Vitamin deficiency symptoms visible on the skin
Cracked lips, cracked heels and many such are the other signs which suggest that there are signs of vitamin deficiency in our body. While weak teeth and bones indicate a vitamin D deficiency, chapped lips and bleeding gums indicate a deficiency of vitamin B and vitamin C.
While an unusual but important symptom is cracked heels. Which is quite painful and difficult, cracked heels are very common in winters due to lack of air and moisture in the body. Even though there are many reasons for cracked heels, they can also be a sign of vitamin deficiency.
Vitamins B3, C and E for skin health
Vitamin B3 is essential for skin and brain health. Also known as niacin, symptoms of vitamin B3 deficiency include memory loss, diarrhea, swelling and redness of the tongue. Sometimes vitamin B3 deficiency can lead to red and dry scaly skin in areas exposed to light such as hands, feet, neck etc.
It is needed to maintain gum and skin health. Its deficiency can lead to a disease called scurvy which is mainly characterized by bleeding gums, bleeding around hair follicles and slowing of wound healing. Hair loss, fatigue and anemia are other symptoms of vitamin C deficiency.

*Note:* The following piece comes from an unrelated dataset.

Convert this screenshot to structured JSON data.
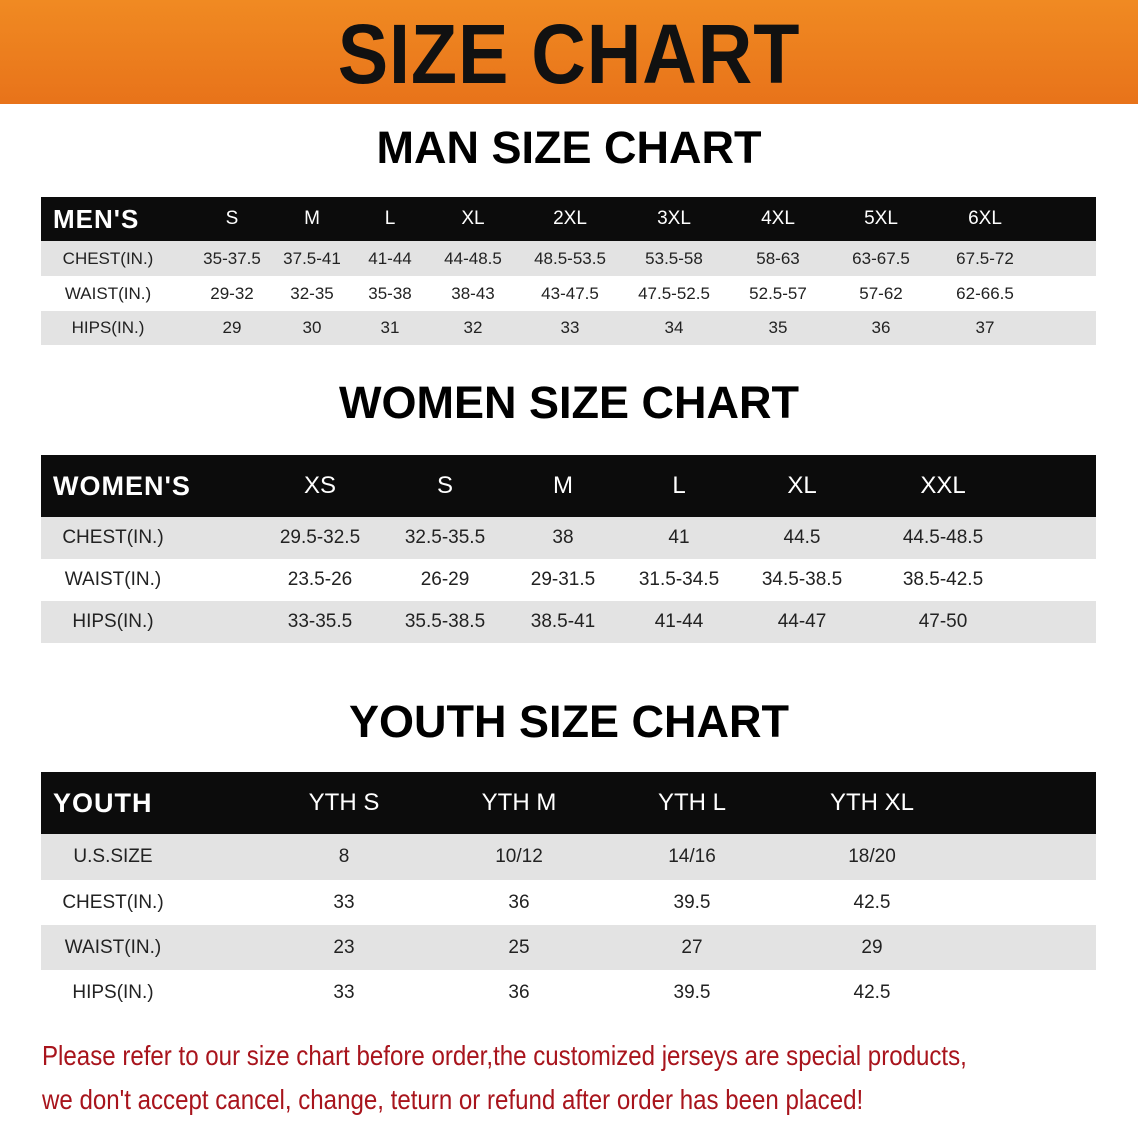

Vitamin E is important for maintaining the immune system, cells and blood circulation. Also known as a beauty vitamin, it is extremely beneficial for the skin and hair. A lack of vitamin E in the body can cause muscle weakness, loss of sensation and dry skin, wrinkles and premature aging.
Treat cracked ankles
Dryness remains the biggest cause of cracked heels, so it is important to maintain the moisture of the skin.
Increasing your water intake is the first and most basic step towards hydrating yourself and your skin. In addition, you should exfoliate your skin with a sponge. And apply a cream containing urea or lactic acid to remove dead skin cells.
Wearing lotions, creams, foot creams and socks regularly can help keep the skin hydrated. You can also use products that are specially designed for heel skin and apply them every day at night time to speed up the healing process.
Expert recommendations for treating heel cracks include the use of keratolytics, emulsifying ointments, silver nitrate, and 10% glycerol in sorbolene cream, along with treatment of any underlying conditions.
The New Zealand Dermatological Society recommends proper fitting shoes and daily moisturizers to prevent skin cracks.
To treat cracks, the Society recommends keratolytics, debridement, strapping or heel cups to redistribute the weight on the heel, and tissue glue.8
- Always consult a doctor before taking any supplements or increasing vitamin intake. While they have many benefits, they may also present adverse risks and side effects.
- When taking medications with supplements, take note of any
- Do not take supplements in place of medication without
consulting a doctor or pharmacist first.
- A pharmacist can both address concerns when mixing supplements with medications or
- Before, during, or after surgery, supplements can produce unwanted effects. Inform your doctor or surgeon of the supplements you are taking prior to surgery.